Dual Basis (According to Brian Hall)

Question

In Brian Hall's Lie Groups, Lie Algebras, and Representations, he defines the dual basis of a inner product space $E$ as follows:

For any basis $\{v_1, \cdots, v_n\}$ of $E$, we can form a basis for the dual space $E^*$ by considering the linear functionals $\xi_j$ given by $\xi_j(v_k) = \delta_{jk}$. We can then find unique vectors $v_j^*$ of $E$ such that $\xi_j(u) = \langle v_j^*, u \rangle$ so that $\langle v_j^*, v_k \rangle = \delta_{jk}$. The basis $\{v_1^*, \cdots, v_n^*\}$ for $E$ is called the dual basis to $\{v_1, \cdots, v_n\}$.

I honestly got quite confused with his definition, because the usual definition of a dual basis is the $\xi_j$'s on $E^*$ and is never meant to be a basis for $E$. And I can't seem to find any reference that uses this definition of dual basis. So here is a few questions:

(1) How do I find these $v_j^*$'s (perhaps without using the dual space).

(2) What would be the geometric relationship between the original basis and the dual basis, say for $E = \mathbb{R}^n$? (I guess this will also give an alternative answer to (1).)

(3) What would the change-of-basis matrix look like?

He also claims (Lemma 8.41) that if the original basis is obtuse, then the dual basis is acute, and I just can't even think of a linear transofrmation that does this job.

Answer 1

The book is not unique in using duality terminology that way. In fact some classic books say that two vector spaces $V',V$ over a field $\mathbb{F}$ are "dual" whenever there exists a non-degenerate bilinear form (i.e. pairing) $\langle-,-\rangle:V'\times V\to\mathbb{F}$. Here $V'$ is not assumed to be the space of linear forms on $V$.
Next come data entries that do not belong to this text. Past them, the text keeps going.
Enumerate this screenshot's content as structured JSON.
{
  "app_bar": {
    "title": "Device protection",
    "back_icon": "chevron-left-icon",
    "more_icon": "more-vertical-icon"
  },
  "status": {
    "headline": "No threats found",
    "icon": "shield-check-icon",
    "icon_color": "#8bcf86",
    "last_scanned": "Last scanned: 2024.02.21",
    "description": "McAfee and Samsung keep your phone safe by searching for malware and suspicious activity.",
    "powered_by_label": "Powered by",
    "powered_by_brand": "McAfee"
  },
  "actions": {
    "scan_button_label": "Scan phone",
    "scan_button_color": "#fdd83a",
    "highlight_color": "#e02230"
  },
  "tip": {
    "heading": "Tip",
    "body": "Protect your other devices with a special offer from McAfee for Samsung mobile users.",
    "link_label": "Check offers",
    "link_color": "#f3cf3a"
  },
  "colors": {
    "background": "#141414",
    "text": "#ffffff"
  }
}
When using this definition, if $E$ is a real inner product space, then $E$ is self-dual via the inner product $\langle-,-\rangle:E\times E\to\mathbb{R}$. If $E$ is a complex inner product space, then $E,\overline{E}$ are dual via the inner product where $\overline{E}$ is the conjugate space of $E$ with the same underlying additive group but scalar multiplication defined using complex conjugation. In what follows I'll assume $E$ is a real inner product space to keep things simpler.

To find the dual basis vectors $v_i^*$, we can write $$v_i^*=\sum_k\alpha_{ik}v_k\tag{1}$$ Taking an inner product with $v_j$ on both sides of (1), we obtain $$\delta_{ij}=\xi_i(v_j)=\langle v_i^*,v_j\rangle=\sum_k\alpha_{ik}\langle v_k,v_j\rangle\tag{2}$$ Writing $I$ for the identity matrix, $A=(\alpha_{ij})$ for the coefficient matrix, and $G=(\langle v_i,v_j\rangle)$ for the Gram matrix (metric tensor) of the original basis, (2) just says $I=AG$, so $A=G^{-1}$.

Taking an inner product with $v_j^*$ on both sides of (1), we also obtain $$\langle v_i^*,v_j^*\rangle=\sum_k\alpha_{ik}\delta_{jk}=\alpha_{ij}\tag{3}$$ so $A$ can be interpreted as the Gram matrix of the dual basis vectors. If we port the inner product space structure to $E^*$ using the Riesz isomorphism, $x\mapsto\langle x,-\rangle$, then $A$ is also the Gram matrix of the $\xi_i$. The change of basis matrix is obtained from $A$.

Notice that the basis $v_1,\ldots,v_n$ is orthonormal precisely when it is self-dual, in which case $A=G=I$.

Answer 2

Suppose $E = \mathbb{R}^n$. The Riesz isomorphism identifies $v^T \in (\mathbb{R}^n)^*$ with $v \in \mathbb{R}^n$. We have $\xi_j \cdot v_k = \delta_{jk}$, so $\Xi^T V = I$, where $\Xi$ has columns $\xi_1, \dots, \xi_n$ and $V$ has columns $v_1, \dots, v_n$. Thus $\Xi = (V^T)^{-1}$. Thus the dual basis is the columns of $(V^T)^{-1}$.